Parti Mostaqbel: Une troisième voie pour les Harratines

Source: 
C.R.I.DE.M.
Publication date: 
Jan 03 2013

Longtemps empêchés de voir le jour, pour cause de communautarisme présumé par les services du ministère de l’Intérieur, Mohamed Ould Borboss et ses amis de la dissidence APP, obtiennent enfin le droit légal à faire de la politique.

Le parti Mostaqbel dont le récépissé de reconnaissance vient de leur être délivré, constitue ainsi la troisième formation politique dirigée par les Harratines, même si ici et là, des dosages ethniques leur enlèvent cette marque communautariste interdite par la loi sur les partis en Mauritanie. La guerre peut alors commencer entre ces jeunes loups qui font siens les idées du courant "El Hor" et leur ancien maître à penser, Messaoud Ould Boulkheïr, celui qui les a formés et façonnés à la politique.

L’électorat Harratine servira ainsi dans les années à venir de champ de confrontation entre deux écoles de pensée que les ambitions ont jeté loin, les unes des autres.

Les services du ministère de l’Intérieur ont finalement délivré le récépissé de reconnaissance du parti Mostaqbal. Un parti politique créé par des dissidents du parti Alliance Populaire Progressiste (APP) du président de l’Assemblée Nationale, Messaoud Ould Boulkheïr.
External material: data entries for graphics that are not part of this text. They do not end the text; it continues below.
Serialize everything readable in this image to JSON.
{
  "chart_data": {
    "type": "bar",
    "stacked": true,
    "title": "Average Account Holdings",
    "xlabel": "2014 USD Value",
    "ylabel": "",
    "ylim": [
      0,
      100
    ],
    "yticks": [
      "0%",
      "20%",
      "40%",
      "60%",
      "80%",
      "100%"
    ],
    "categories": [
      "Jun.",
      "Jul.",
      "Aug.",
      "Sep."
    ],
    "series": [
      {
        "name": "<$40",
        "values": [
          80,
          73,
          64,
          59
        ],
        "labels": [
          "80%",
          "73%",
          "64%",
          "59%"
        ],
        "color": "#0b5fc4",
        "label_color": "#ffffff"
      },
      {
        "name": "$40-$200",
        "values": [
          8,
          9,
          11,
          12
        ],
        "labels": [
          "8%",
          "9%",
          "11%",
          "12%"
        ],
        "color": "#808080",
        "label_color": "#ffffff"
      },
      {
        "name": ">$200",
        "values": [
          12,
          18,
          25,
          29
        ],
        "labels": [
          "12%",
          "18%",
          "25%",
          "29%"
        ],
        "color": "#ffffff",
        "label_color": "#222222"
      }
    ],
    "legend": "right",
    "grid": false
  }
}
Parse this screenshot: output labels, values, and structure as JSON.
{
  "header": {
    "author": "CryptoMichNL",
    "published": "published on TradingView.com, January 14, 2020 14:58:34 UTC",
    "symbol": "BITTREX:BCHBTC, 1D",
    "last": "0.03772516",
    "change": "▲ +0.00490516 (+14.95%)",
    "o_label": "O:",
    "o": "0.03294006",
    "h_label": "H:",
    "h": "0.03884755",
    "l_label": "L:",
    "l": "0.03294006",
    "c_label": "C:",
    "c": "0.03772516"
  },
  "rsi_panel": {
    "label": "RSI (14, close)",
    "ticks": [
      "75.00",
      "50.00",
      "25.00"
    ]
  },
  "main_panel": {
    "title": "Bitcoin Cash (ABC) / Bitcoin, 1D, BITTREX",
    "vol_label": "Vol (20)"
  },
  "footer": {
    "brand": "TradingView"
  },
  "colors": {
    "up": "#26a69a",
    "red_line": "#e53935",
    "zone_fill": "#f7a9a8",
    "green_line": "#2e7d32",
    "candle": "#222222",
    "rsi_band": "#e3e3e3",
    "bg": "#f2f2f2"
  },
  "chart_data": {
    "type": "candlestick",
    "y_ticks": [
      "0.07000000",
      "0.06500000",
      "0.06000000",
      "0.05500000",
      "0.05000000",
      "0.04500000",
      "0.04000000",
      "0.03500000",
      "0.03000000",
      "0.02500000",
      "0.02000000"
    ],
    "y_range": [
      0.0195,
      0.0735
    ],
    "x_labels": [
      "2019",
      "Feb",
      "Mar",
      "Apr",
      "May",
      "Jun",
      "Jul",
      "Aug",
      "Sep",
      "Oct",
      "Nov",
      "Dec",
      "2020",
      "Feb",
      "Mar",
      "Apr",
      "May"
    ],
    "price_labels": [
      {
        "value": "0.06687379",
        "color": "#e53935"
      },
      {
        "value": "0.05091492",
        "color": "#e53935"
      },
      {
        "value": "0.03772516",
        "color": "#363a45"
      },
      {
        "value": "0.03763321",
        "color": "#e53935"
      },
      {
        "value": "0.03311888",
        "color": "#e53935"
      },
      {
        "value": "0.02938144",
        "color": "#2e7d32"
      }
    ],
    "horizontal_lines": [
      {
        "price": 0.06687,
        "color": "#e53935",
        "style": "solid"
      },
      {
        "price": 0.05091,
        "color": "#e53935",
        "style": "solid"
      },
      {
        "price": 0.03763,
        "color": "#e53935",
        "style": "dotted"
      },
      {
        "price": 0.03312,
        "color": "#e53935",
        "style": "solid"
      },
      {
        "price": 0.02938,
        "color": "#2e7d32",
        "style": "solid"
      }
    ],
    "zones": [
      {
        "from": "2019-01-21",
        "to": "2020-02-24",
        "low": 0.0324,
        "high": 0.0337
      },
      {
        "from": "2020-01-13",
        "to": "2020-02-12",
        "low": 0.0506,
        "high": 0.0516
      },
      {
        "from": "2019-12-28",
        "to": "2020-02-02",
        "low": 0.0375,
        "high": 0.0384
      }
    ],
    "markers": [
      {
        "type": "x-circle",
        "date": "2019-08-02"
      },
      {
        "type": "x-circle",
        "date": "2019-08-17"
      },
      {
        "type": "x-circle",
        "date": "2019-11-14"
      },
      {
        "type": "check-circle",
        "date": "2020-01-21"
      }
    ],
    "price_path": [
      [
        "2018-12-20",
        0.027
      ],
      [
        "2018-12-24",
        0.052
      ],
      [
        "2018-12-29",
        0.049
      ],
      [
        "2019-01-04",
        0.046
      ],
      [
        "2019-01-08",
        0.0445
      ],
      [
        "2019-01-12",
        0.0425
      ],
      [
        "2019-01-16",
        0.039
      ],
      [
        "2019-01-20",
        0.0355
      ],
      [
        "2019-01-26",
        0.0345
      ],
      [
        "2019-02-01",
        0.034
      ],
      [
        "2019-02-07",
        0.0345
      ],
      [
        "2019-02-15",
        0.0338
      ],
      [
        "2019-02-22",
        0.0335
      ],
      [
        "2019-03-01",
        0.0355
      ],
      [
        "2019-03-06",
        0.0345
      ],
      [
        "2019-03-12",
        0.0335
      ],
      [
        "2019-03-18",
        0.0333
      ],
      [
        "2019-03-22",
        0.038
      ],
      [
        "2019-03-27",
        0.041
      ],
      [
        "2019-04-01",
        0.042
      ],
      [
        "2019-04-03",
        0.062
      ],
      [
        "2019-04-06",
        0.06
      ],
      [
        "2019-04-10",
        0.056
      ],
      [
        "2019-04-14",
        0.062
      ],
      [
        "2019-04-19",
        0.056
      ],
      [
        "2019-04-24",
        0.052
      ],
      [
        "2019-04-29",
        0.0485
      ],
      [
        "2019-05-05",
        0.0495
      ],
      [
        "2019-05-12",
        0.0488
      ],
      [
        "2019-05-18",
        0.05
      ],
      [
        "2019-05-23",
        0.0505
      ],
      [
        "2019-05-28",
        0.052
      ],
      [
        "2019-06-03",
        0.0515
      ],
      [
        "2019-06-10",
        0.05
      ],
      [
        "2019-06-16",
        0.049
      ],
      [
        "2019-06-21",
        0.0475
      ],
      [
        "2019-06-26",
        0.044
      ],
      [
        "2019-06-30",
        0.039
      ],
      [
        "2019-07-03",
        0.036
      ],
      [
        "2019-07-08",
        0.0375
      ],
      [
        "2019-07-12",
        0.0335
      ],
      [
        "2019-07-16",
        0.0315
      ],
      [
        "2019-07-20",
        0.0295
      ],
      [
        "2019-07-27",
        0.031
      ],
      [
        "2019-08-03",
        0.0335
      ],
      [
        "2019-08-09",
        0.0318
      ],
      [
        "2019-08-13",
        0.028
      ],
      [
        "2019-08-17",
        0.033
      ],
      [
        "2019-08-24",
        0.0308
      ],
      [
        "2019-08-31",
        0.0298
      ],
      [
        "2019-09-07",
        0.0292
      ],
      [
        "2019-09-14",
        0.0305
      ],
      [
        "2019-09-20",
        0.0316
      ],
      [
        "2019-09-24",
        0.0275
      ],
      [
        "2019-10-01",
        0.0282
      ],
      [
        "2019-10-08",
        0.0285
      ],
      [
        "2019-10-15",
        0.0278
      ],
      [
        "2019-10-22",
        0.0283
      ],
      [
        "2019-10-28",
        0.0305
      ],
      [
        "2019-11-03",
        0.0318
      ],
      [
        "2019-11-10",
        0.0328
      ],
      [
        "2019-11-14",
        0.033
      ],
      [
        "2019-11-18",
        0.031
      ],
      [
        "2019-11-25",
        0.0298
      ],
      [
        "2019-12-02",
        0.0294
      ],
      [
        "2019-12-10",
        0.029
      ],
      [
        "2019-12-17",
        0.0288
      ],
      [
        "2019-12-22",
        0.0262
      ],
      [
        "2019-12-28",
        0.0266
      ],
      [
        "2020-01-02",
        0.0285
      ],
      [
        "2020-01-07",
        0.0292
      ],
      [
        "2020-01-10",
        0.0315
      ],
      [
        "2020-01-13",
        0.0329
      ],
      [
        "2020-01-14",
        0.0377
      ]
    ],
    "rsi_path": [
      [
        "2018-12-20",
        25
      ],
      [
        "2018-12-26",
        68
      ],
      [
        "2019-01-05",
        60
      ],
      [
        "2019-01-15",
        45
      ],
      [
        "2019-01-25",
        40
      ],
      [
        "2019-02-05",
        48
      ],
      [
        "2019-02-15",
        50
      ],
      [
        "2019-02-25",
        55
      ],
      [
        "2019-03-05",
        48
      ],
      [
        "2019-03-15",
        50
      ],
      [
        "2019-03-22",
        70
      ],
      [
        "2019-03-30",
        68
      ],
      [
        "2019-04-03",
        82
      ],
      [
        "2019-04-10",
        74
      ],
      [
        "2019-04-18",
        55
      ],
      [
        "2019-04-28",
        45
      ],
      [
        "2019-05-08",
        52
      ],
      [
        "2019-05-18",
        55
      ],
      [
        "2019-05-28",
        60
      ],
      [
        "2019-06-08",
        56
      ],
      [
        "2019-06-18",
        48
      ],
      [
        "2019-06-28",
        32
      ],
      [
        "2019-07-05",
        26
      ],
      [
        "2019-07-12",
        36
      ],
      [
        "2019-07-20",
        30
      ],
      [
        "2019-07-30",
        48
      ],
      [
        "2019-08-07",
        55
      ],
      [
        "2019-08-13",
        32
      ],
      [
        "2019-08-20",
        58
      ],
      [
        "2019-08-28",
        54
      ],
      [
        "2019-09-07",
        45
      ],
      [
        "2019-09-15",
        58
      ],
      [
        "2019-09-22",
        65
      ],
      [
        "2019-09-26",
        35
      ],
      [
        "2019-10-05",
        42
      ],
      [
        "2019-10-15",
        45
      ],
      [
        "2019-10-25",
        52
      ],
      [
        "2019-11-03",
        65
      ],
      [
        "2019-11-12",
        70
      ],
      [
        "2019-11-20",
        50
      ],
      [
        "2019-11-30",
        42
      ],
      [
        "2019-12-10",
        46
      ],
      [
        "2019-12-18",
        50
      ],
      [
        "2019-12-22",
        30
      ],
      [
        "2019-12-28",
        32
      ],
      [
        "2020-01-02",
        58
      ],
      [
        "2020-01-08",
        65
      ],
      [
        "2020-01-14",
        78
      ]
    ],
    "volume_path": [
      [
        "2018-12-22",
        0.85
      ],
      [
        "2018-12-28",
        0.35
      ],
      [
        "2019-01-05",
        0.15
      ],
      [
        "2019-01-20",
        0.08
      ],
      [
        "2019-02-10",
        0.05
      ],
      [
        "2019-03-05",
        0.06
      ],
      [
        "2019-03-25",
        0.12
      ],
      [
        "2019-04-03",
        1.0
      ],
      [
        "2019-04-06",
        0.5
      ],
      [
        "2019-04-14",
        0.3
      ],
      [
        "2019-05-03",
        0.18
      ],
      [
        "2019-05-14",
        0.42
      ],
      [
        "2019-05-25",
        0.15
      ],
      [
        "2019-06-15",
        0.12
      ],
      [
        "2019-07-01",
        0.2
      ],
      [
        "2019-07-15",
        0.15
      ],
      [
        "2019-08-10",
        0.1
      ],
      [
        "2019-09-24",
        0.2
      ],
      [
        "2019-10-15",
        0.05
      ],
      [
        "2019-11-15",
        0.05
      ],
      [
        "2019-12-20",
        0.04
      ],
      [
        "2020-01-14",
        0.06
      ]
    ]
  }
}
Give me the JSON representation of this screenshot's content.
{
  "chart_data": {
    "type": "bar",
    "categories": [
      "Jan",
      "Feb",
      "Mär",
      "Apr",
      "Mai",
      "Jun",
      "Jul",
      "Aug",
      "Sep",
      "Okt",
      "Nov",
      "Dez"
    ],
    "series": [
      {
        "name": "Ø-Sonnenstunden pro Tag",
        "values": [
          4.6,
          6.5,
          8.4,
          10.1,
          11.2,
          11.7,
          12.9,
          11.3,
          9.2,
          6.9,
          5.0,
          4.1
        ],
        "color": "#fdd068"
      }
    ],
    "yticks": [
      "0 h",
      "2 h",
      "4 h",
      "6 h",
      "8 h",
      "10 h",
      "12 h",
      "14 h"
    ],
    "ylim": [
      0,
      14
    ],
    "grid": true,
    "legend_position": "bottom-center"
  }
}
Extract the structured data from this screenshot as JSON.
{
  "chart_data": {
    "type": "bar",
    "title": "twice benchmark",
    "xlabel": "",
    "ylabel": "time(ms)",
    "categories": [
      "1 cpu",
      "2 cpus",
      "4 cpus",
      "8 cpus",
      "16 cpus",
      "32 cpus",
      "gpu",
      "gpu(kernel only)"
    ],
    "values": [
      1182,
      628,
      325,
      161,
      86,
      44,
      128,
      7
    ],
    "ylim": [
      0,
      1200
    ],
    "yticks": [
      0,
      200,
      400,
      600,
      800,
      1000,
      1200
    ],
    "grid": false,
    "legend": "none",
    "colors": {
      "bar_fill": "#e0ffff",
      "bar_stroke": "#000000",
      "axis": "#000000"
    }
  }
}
Ce dernier voit de plus en plus avec l’âge, son monopole sur la classe harratine se diluer sous le coup de boutoir de la concurrence, dont la dernière est celle née sous les cendres de ses anciens protégés. Est-il besoin de rappeler que la fissure au sein du parti APP est née d’une profonde déchirure idéologique.

Un cercle de fidèles avait en effet reproché à Messaoud Ould Boulkheïr son ramollissement face à la cause harratine et surtout, sa déviance par rapport à l’idéologie de base telle que portée dans les années 80 par le courant "El Hor" qui veut dire "Le Libre".

Un cri de ralliement des descendants d’esclaves qui luttèrent clandestinement à l’époque des pouvoirs d’exception pour la liberté des franges Harratines et leur participation pleine et entière en tant que citoyen libre à la vie de la Nation. Cela avait valu à ses leaders bien des emprisonnements et des procès, dont le plus célèbre reste le procès de Rosso.

La bataille ne fut pas vaine, car de ses produits figureront une loi contre l’esclavage en 1981 et les premières nominations de cadres harratines dans les postes de responsabilité. Messaoud Ould Boulkheïr sera nommé gouverneur puis ministre, Boubacar Ould Messaoud, directeur de la Socogim, pour ne citer que ceux-là.

Mais en 2010, la crise secouait toujours les rangs du parti APP, avec cette nostalgie jamais assouvie des Mohamed Ould Borboss, des Samory Ould Beye, qui ne retrouvaient plus dans ce parti refuge enlevé aux Nasséristes, la même verve prosaïque qui avait fait la grandeur du parti Action pour le Changement dissous et avant lui, le mouvement "El Hor". Un mot que Messaoud Ould Boulkheïr ne voulait plus entendre, le reléguant aux bancs de l’histoire.

Et ce fut la rupture. Les dissidents regagnèrent en masse la Coordination de l’Opposition Démocratique (COD) sous la forme d’un mouvement baptisé "Comité de crise des anciens de l’APP ". Une appellation qui nourrira pendant longtemps l’ire mais aussi l’ironie de Messaoud Ould Boulkheïr. Un des aspects qui le fâcheront avec ses amis de la COD dont il n’appréciera pas la condescendance à accueillir sa propre dissidence. D’où son coup de colère qui le pousse a dans les bras du régime de Mohamed Ould Abdel Aziz dont il arma le bras pour abattre la COD.

En retour, le régime voulut blâmer cette dissidence en l’empêchant de naître. Ironie du sort, il semblerait que ce serait Messaoud Ould Boulkheïr lui-même qui arrachera à Mohamed Ould Abdel Aziz la reconnaissance du parti Mostaqbal. Pour que la bataille qui sera livrée soit plus juste et à arme égale.

Aujourd’hui, l’entrée officielle de Mostaqbal est perçu comme l’expression d’une volonté manifeste de la jeunesse harratine de se tailler une place dans l’échiquier politique national. Un défi lancé à Mohamed Ould Borboss, le nouveau chef de file de cette mouvance, mais aussi à ses compagnons, Sidaty Ould Demba, Mohamed Mahmoud Ould Oumarou, Saloum Vall Ould Valilou et autres Mamy Ould Ahmed.